Más o menos como el Círculo de la Caza respecto al Círculo del Ajedrez.

Con la audacia de los ofendidos, trato de averiguar las razones de mi estado. Él abre los brazos y, tranquilizándose, responde: «Debe usted enviar una carta certificada con acuse de recibo al padre eterno y hacerle en ella esa pregunta, pues es el único que puede responderle».

Con la humildad de los vencidos, pregunto entonces qué debo hacer. Obsequiándome una amplia sonrisa alentadora, el médico se pone manos a la obra y con frenéticas llamadas de teléfono me concierta enseguida una cita con su mejor alumno, también profesor y a su vez director de un hospital público, en cuyas manos me deja (¡y ya son finalmente siete!).

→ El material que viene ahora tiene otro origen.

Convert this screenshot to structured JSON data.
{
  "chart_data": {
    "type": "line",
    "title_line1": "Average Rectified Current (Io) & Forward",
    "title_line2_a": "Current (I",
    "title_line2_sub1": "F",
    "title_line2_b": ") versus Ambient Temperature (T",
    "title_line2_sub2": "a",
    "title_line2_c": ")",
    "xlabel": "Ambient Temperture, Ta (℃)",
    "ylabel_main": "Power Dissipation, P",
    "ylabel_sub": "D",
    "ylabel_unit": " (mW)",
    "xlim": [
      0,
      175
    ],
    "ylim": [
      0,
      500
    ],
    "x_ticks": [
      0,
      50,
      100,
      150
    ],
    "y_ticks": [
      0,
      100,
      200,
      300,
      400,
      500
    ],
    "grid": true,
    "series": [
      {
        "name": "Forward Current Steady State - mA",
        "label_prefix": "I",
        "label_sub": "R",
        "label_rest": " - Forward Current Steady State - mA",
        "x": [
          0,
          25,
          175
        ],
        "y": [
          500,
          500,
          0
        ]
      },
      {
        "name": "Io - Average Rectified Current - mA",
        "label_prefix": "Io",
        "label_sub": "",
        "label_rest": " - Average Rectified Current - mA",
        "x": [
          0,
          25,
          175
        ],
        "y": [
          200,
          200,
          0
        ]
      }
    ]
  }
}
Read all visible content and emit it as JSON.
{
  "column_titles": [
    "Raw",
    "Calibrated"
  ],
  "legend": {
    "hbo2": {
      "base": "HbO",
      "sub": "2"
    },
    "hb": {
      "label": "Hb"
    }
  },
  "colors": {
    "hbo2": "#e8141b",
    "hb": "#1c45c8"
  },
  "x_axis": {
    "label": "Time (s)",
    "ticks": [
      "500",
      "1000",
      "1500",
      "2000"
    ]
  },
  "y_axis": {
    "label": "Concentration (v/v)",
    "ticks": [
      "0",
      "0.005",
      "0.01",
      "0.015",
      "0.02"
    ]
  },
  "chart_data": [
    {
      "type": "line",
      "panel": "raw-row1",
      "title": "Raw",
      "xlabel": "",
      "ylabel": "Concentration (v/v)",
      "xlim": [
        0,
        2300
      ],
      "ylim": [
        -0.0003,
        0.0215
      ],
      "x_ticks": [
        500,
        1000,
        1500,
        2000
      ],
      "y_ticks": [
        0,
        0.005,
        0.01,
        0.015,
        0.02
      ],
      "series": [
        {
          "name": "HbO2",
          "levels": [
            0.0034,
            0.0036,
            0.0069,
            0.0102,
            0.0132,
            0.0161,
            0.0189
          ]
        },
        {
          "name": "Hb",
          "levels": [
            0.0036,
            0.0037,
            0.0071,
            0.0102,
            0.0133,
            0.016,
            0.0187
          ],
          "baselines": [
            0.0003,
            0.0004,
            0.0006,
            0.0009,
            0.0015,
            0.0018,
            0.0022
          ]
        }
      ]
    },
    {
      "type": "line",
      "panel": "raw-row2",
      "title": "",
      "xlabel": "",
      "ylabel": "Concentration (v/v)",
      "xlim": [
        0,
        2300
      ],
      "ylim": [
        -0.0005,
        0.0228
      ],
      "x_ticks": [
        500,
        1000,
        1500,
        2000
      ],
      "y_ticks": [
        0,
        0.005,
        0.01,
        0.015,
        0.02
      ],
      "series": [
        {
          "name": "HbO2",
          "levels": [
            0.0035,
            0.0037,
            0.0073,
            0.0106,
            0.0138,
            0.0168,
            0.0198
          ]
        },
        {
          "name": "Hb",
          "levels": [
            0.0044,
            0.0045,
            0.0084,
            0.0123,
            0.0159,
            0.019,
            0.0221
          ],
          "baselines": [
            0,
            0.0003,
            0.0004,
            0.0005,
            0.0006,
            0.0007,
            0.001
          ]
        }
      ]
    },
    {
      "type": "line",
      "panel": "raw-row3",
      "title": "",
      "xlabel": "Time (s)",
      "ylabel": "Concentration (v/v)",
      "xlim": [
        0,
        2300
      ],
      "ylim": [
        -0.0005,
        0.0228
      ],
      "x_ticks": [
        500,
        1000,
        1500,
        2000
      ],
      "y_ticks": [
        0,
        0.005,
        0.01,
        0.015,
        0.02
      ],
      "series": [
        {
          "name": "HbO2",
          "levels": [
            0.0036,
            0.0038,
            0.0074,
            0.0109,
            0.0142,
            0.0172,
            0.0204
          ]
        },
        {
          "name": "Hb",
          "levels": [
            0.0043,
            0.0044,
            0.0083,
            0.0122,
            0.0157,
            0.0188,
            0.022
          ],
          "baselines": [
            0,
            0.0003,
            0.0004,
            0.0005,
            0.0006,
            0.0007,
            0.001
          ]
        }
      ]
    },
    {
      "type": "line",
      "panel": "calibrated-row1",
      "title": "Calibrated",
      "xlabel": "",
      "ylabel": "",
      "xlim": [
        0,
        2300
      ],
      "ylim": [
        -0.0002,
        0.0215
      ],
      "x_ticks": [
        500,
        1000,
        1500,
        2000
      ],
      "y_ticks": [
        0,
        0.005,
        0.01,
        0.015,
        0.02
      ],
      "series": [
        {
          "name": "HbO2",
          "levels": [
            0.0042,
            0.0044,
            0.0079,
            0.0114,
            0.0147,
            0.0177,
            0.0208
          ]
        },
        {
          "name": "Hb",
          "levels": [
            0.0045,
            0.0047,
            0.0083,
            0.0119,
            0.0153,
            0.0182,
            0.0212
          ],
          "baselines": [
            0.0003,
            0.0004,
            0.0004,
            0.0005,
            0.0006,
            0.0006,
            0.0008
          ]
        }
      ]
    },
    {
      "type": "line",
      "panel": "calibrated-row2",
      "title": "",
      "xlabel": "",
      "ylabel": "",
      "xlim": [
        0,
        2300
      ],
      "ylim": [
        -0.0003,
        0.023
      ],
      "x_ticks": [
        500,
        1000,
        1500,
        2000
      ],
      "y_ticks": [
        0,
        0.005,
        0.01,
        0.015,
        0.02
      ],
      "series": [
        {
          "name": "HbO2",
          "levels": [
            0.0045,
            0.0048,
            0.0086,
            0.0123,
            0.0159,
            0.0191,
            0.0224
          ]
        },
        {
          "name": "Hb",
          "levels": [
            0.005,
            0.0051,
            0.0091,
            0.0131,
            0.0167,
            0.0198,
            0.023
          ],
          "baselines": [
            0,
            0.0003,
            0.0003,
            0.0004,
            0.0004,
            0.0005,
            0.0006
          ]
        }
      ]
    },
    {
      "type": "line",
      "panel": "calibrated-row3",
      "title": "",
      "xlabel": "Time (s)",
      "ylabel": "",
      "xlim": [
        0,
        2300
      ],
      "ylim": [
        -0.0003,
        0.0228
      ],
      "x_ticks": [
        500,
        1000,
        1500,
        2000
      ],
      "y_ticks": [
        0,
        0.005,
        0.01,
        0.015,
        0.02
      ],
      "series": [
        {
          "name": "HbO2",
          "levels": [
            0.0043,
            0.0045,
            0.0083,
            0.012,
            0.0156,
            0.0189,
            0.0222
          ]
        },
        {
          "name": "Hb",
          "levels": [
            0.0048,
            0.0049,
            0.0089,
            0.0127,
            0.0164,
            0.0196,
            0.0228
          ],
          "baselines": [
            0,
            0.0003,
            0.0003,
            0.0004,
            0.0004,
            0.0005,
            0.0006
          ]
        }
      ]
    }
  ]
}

Este médico, joven pero ya medio calvo, altísimo y con una cabeza ensartada en la sumidad del cuello como a la punta de la pica de un sans-culotte, es muy amable y prolijo en aclaraciones. Se entiende al vuelo que esta relación maestro alumno, aunque alimentada de una hosca afectuosidad semejante a la que hay entre un padre y un hijo que se quieren, es la de dos hombres muy diferentes. Extrovertido y seguro de su propio olfato aquél, meticuloso y precavido éste; rico de experiencias aquél, entregado a los estudios éste; el maestro garabatea dos palabras sobre el revés de un sobre, el discípulo llena hojas y más hojas con una letra minuciosa. Importante observación fisiognómica: el mayor se parece a un caballo, el más joven es un cruce entre un ratón y un conejo.

En cualquier caso, ambos son barones, en la realidad o in péctore. A mí me toca el baroncito y procuraré que me caiga bien; lo que ocurre muy pronto cuando, firmando un e-mail, añade: «Con amistad no sólo médica».

Pero ¿dónde aprenden estas tretas, en cursos especiales? ¿Dónde aprenden, mientras te repiten que estás en tu perfecto derecho de elegir, a convencerte de que te pongas en sus manos con la más plena confianza, hasta el extremo de que apoyas voluntariamente la cabeza sobre lo que ya no te parece un garrote sino una cómoda almohada?

Todos los enfermos se vuelven niños. Así, a través de un aprendizaje de sensatez y de sometimiento a los tratamientos se preparan a ese tiempo ya cercano en el que unas manos extrañas (ojalá que por lo menos respetuosas) los alimentarán, asearán y vestirán, convirtiendo a sus cuerpos en los objetos indefensos que han sido siempre.